I'm using Apache 2.4.3 as a reverse proxy due to it's advertised compliance with RFC 2616. My app uses headers like this to enable caching at the proxy:
Cache-Control: public, s-maxage=0
Expires: ... (+1 day)
X-Group: A
Vary: X-Group
ETag: W/"foo1"
After the first request warms the cache, if my app changes to respond with this:
Cache-Control: public, s-maxage=0
Expires: ... (+1 day)
X-Group: B
Vary: X-Group
ETag: W/"foo2"
The app will respond with 304 Not Modified if the If-None-Match header from Apache matches the origin-generated ETag. However, Apache then caches the second 200 response and replaces the "foo1" record with the new response instead of caching both of the responses with different ETags. Therefore, instead of If-None-Match: W/"foo1", W/"foo2"
the next revalidate request is just If-None-Match: W/"foo2"
. So the cache is constantly getting misses instead of always getting hits.
From the RFC 2616 section 12.1:
However, an origin server is not limited to these dimensions and MAY vary the response based on any aspect of the request, including information outside the request-header fields or within extension header fields not defined by this specification.
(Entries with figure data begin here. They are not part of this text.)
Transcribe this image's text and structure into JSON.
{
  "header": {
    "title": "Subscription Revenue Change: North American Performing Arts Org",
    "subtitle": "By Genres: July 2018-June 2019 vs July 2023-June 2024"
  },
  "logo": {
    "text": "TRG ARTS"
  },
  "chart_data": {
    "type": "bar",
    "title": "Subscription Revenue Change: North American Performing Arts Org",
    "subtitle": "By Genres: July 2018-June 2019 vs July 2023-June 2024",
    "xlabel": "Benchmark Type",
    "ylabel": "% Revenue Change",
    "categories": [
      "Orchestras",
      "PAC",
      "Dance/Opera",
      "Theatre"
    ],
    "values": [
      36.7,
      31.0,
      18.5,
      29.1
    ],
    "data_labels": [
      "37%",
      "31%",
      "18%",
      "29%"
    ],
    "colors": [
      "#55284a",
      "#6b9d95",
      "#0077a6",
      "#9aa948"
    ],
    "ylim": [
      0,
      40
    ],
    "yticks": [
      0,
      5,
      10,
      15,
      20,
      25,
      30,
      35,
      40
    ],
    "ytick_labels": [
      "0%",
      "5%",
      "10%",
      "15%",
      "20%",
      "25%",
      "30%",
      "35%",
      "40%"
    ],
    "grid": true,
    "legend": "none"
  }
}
I've tried the following combinations for Vary:
Vary: X-Foo
Vary: *
Vary: User-Agent
I've also tried both strong and weak ETags and no matter what I cannot get Apache to cache the two responses simultaneously, it always saves over the previous one. If it can't save more than one variance of a page then ETag is useless, Last-Modified would be just as good.
From the Apache 2.4 docs:
mod_cache implements an RFC 2616 compliant HTTP content caching filter, with support for the caching of content negotiated responses containing the Vary header.
Note that it says "responses" plural. Am I mis-interpreting the HTTP spec or does Apache 2.4 just not fully support ETags after-all?